Modern forest management

Modern forest management may have its roots buried in the rules created over 400 years ago, as it was forbidden to cut and use trees in a zone bordering the coastline in order to protect the land from erosion of the sometimes stormy Baltic Sea. Trees for new boats, firewood and buildings were cut from deep in the forests and transported to the shoreline villages for use, leaving the trees growing along the coast for protection.

First pulp mill

One of the world’s oldest Universities, the University of Tartu was started in Estonia in 1632. Wooden buildings of this period were sawn from the rich Estonian forests.
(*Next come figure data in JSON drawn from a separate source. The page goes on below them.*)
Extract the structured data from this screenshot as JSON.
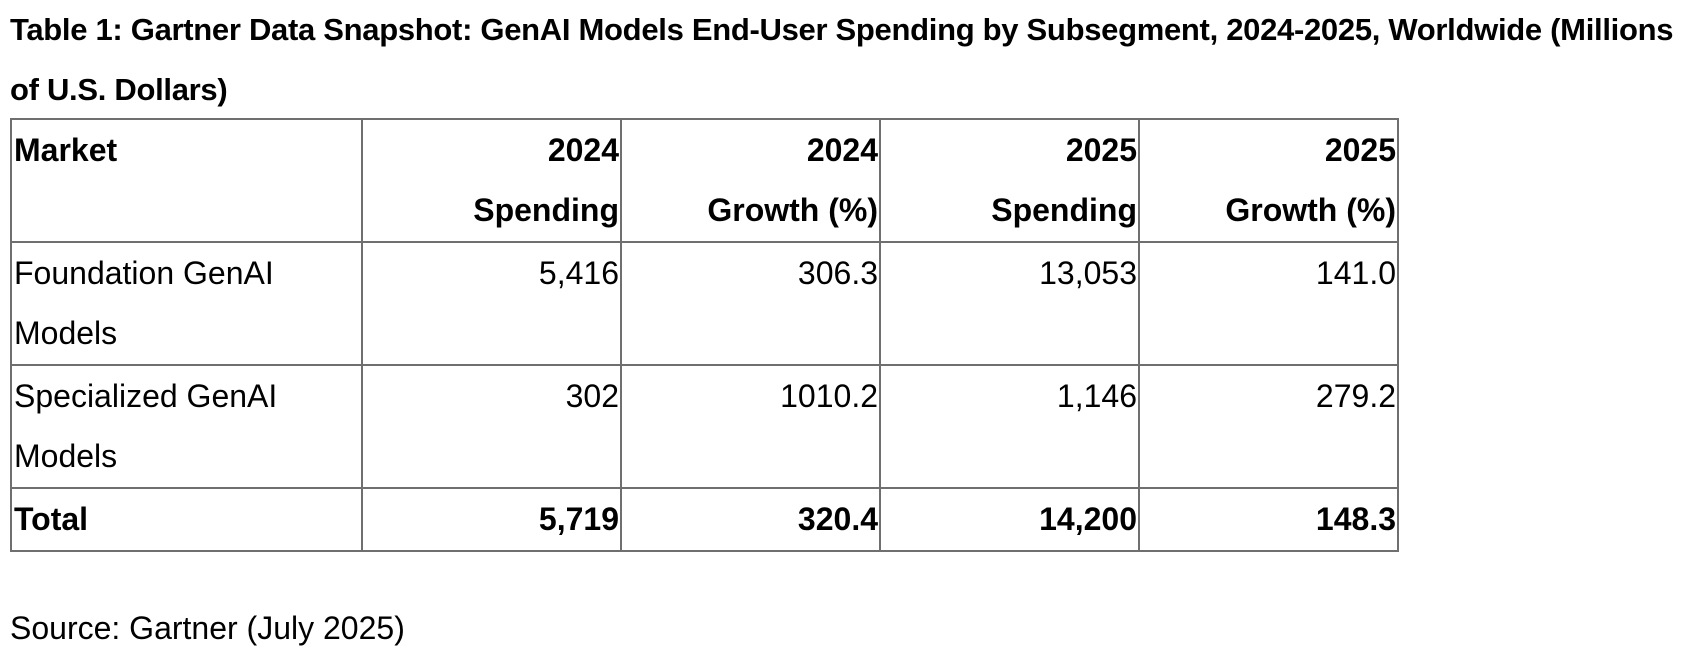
{
  "title": "Table 1: Gartner Data Snapshot: GenAI Models End-User Spending by Subsegment, 2024-2025, Worldwide (Millions of U.S. Dollars)",
  "table": {
    "headers": [
      {
        "line1": "Market",
        "line2": ""
      },
      {
        "line1": "2024",
        "line2": "Spending"
      },
      {
        "line1": "2024",
        "line2": "Growth (%)"
      },
      {
        "line1": "2025",
        "line2": "Spending"
      },
      {
        "line1": "2025",
        "line2": "Growth (%)"
      }
    ],
    "rows": [
      {
        "market_line1": "Foundation GenAI",
        "market_line2": "Models",
        "spending_2024": "5,416",
        "growth_2024": "306.3",
        "spending_2025": "13,053",
        "growth_2025": "141.0"
      },
      {
        "market_line1": "Specialized GenAI",
        "market_line2": "Models",
        "spending_2024": "302",
        "growth_2024": "1010.2",
        "spending_2025": "1,146",
        "growth_2025": "279.2"
      }
    ],
    "total": {
      "market": "Total",
      "spending_2024": "5,719",
      "growth_2024": "320.4",
      "spending_2025": "14,200",
      "growth_2025": "148.3"
    }
  },
  "source": "Source: Gartner (July 2025)"
}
A short time later in 1664, a Swedish company built the first pulp and paper mill in Estonia, once again taking advantage of the vast forests for commercial production of paper.

The Republic of Estonia was established in 1918 and throughout its fight for survival, being occupied alternately by Germans and Russians, the forests played a key part of Estonia’s survival. During the Russian occupation groups of Estonian freedom fighters, called the Forest Brothers, hid in the forests for years, and from these deep hideouts they raided and attacked the foreign occupiers of their country.

Three rings tell the story of forests and civilization

If the tree rings could speak, they would tell the story of the rich history of the Estonian forests that stood proudly while civilization grew up in and around them. The forests still proudly stand today, providing a valuable and renewable resource for the many products reliably made with care and respect.